The latest INC Longform publication Digital Desolation–Amateurs, Aesthetics and the Aging of Web’s Architecture by Tatjana Seitz should come with a disclaimer for 90’s web nostalgia. As historians abandon master narratives and other disciplines deny historical models of explanation, there has never been a more paradoxical topic than the vernacular web and the authenticity of 90’s web pages to revoke a historical narrative.
Tatjana’s extensive research of the history of web design determines the accessibility of amateur websites as ‘desolated objects in the digital.’ Tatjana analyses these ‘leftovers’ of web design, offering a detailed insight into the origins of the pop up alert, the header feature and the personalized soundtrack attached to the amateur websites of the 90’s. Tatjana refers to these features of the vernacular web as ‘grammars of action’ which allows us to measure the degree of transgression between the professional web design of today’s global network of likes, shares and comments with the authenticity of 90’s web design.

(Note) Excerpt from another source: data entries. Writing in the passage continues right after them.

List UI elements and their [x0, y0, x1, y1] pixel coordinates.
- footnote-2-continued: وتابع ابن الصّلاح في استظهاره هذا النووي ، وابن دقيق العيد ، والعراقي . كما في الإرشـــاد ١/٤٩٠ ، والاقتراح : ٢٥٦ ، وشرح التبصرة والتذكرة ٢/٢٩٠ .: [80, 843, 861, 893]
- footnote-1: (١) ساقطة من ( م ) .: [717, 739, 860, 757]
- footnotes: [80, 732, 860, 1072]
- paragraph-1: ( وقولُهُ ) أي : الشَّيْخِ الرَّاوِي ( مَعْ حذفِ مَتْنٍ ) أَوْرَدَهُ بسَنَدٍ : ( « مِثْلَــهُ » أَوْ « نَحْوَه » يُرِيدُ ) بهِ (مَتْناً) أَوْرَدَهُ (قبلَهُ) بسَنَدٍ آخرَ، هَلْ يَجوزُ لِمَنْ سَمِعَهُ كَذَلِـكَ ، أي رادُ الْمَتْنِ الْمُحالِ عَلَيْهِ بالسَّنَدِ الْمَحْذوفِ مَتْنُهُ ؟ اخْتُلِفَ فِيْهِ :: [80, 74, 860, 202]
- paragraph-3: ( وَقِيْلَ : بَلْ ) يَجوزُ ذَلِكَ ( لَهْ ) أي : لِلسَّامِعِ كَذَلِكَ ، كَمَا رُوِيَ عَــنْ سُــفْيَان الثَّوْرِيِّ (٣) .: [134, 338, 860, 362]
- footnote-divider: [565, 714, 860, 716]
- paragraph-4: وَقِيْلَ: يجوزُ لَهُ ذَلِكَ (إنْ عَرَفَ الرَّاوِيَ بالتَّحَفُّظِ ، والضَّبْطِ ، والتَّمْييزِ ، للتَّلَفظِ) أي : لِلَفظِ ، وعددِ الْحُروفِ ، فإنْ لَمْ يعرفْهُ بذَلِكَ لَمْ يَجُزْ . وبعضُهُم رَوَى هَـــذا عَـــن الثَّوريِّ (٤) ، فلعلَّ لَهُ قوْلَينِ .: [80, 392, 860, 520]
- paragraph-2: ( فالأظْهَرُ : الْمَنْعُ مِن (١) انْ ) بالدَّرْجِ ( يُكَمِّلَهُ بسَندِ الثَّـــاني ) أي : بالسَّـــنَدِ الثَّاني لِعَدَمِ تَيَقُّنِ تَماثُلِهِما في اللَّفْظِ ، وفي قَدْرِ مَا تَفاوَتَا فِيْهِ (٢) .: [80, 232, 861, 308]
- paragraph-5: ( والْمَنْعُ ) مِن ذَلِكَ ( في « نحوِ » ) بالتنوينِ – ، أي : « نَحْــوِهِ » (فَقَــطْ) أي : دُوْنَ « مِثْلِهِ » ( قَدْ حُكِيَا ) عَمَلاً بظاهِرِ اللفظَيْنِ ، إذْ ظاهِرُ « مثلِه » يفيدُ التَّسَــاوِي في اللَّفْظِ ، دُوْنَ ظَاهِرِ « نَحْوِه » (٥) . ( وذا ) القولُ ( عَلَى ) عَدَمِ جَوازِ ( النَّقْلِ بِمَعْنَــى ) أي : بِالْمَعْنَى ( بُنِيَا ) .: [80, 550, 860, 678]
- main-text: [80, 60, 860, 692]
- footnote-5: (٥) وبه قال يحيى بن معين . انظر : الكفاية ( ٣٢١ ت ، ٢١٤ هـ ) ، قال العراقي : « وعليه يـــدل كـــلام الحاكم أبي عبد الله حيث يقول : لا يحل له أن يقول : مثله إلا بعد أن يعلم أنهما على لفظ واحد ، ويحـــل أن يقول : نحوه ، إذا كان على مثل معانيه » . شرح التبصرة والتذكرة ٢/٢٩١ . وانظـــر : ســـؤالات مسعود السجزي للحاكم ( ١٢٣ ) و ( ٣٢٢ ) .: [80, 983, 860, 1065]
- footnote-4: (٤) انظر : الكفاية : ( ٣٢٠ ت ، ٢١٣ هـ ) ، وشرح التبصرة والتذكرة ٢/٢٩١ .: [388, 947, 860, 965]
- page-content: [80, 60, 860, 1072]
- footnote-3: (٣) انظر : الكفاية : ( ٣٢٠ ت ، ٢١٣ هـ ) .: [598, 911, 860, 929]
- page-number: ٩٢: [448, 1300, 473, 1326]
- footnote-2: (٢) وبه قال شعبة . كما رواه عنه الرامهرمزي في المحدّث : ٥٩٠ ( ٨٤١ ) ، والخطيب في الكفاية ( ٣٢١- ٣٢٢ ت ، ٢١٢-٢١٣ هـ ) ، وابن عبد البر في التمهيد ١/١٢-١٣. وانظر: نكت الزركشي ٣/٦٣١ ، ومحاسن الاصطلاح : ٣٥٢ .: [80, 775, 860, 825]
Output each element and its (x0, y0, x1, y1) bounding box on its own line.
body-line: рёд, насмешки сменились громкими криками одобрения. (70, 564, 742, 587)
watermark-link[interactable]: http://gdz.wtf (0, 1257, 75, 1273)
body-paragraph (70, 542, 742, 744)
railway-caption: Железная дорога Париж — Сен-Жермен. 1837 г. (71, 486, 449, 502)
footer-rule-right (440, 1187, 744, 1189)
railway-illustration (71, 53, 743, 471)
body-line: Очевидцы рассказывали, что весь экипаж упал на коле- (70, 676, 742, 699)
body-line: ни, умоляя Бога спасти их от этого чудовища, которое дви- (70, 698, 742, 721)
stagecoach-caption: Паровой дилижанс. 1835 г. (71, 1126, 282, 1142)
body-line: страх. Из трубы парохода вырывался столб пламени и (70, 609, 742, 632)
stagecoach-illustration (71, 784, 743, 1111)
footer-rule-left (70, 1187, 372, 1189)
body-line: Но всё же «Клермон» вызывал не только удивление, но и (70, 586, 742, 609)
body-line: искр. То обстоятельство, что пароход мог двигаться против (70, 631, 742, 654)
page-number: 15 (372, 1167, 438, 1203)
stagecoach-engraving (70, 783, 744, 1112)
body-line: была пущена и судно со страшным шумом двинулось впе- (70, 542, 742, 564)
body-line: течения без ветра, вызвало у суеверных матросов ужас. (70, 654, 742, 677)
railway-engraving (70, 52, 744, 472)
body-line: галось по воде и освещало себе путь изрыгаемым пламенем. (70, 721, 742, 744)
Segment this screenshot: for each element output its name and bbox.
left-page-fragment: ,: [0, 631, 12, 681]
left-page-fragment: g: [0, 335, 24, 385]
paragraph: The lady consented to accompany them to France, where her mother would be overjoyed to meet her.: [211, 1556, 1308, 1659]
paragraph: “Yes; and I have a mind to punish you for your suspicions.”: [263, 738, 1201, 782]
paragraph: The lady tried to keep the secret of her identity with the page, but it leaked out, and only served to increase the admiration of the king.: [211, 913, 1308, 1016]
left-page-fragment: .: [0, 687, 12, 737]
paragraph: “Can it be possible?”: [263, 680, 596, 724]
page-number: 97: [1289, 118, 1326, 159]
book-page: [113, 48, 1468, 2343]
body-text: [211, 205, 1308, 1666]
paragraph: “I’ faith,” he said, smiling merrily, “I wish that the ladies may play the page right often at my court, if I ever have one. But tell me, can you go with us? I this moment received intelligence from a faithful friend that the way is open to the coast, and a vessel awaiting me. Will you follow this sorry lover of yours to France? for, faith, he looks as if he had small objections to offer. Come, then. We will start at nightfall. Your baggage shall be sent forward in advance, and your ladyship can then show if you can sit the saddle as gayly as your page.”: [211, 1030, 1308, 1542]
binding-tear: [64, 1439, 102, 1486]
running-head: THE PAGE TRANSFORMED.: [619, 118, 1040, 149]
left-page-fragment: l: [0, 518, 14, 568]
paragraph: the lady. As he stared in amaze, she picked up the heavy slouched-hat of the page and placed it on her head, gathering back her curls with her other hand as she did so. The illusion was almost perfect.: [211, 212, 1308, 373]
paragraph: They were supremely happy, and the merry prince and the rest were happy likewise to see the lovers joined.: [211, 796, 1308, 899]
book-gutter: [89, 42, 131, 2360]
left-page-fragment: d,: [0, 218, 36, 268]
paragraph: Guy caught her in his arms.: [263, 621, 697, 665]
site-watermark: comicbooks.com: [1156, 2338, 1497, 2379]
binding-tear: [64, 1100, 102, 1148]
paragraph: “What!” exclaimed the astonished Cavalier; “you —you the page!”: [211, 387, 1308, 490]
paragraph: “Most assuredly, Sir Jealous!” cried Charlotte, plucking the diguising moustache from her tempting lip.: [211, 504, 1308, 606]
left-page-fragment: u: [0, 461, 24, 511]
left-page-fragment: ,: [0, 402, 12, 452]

Is modern-day professional web design rooted in these naïve webpages? Tatjana Seitz multimedia rich longform is fully equipped to answer just this as the reader embarks on an interactive journey back to the fabrics of Web 1.0 through a kind of socio-technological analysis of digital artifacts and their relevance to the web induced generations of today.
About the author: Tatjana Seitz graduated in 2016 with a Digital Media and Culture Masters from the University of Warwick. Her interests span the intersection of economic, aesthetic and data driven concepts within the context of networked interfaces. Likewise, she is interested in interdisciplinary approaches to data interpretation and visualization.